痴呆寸前が巷間を漂いながら日々の雑感を書きます

驚くべきメイド・イン・ジャパン!

2018-10-16 18:27:43 | 日記
ある会社に入社させていただいたのが1985年。営業の集金かばんとして、変哲もない黒の集金カバンをもらった。以降10年にわたって毎日、仕事のない日には遊びで、使い倒した。
次第に外側のビニールがまだらに剥げて行き、中の仕切りもぼろぼろになった。そのうち黒いビニールはほとんど剥げ落ちて、布地だけになってしまった。それから布地はところどころほころびて、穴があいても、まだ使っていた。
愛着があるということも勿論だが、私にとっては大切なかばんだった。知り合いに「ほらこういうカバンを使ってるよ」というと、「あんたは金を残すねえ」などと言われたものだ。

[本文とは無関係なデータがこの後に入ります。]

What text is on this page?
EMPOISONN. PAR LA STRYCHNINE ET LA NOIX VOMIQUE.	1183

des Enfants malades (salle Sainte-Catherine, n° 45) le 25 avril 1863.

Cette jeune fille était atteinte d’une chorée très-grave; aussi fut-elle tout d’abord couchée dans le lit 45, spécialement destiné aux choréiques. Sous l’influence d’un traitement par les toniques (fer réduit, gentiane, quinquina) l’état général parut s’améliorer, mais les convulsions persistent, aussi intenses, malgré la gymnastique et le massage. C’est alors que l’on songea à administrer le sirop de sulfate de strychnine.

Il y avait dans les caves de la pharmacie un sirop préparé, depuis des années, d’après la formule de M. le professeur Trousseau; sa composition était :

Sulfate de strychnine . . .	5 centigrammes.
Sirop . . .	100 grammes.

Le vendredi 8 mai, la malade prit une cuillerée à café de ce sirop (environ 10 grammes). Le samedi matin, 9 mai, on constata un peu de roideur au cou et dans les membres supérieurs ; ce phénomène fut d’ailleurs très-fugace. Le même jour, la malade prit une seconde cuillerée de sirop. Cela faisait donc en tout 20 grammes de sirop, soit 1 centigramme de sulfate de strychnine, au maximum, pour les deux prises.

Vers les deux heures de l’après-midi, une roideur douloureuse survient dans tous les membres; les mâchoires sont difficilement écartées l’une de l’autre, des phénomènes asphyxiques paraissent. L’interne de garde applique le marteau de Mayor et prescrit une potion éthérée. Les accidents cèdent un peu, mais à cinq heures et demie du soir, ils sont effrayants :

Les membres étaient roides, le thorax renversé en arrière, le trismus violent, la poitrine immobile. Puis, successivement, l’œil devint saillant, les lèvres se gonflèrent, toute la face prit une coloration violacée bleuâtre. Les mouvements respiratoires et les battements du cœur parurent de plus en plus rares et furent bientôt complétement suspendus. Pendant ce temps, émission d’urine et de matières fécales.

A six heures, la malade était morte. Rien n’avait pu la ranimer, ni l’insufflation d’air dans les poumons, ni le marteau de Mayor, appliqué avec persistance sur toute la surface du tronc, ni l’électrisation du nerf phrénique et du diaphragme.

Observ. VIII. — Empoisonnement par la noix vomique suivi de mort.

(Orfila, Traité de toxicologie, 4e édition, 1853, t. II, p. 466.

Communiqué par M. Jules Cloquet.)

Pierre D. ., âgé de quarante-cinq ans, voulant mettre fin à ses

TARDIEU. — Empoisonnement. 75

出張に行った八日市の公衆電話ボックスで電話をかけ、車で5分ほどの食堂で昼食を済ませ、代金を支払う段になって、カバンがないのに気がついた。あわてて電話ボックスに戻ったら、台の上にそのまま鎮座していた。中には集金の50万ほどが入っていた。車の通りの多い、幹線道の電話ボックスである。私は感謝とともに、考え込んでしまった。これを奇跡といわずして何と言おう。それ以来、かかさず手元において使った。
ある日、とうとう開いた布地の穴から紙幣が顔を出すに至って、この親友と別れることとなった。が、要するに修繕すればまだまだ使えた筈である。しかし、もう新しいのに代えて、このカバンには休んでもらおう、そういう気になった。この堅牢なカバン、おそらく値段も2000円ほどだと思うが、感動した私は、このカバンの販売店に行き、「これこの通り、10年の間、雨の日は傘代わりに頭に載せ、あるときは雪の降りしきる中、一年365日、およそ10年使いました。実にすばらしいカバンです。あなたの店で買いました」と、応対に出た奥さんに話をした。奥さんはさして驚きもしない様子で、
「カバンも丈夫だけれど、ファスナーが壊れてないのがすごいわねえ」
とおっしゃった。なるほどそういわれればそうだ。1日50回開け閉めを繰り返しても、10年で20万回ほどになる。実際にはそれの倍以上になるかも知れない。それで、本体は穴が開いてボロボロになっても、ファスナー氏はむしろ銀色に輝きを増して、まだまだ と言ってるようだった。

世界のYKKだが、この製品の信頼性はどうだ! これこそメイドインジャパンだ と、私は感心したのだった。

今は同じものを娘に買って貰って使っているが、同様に堅牢である。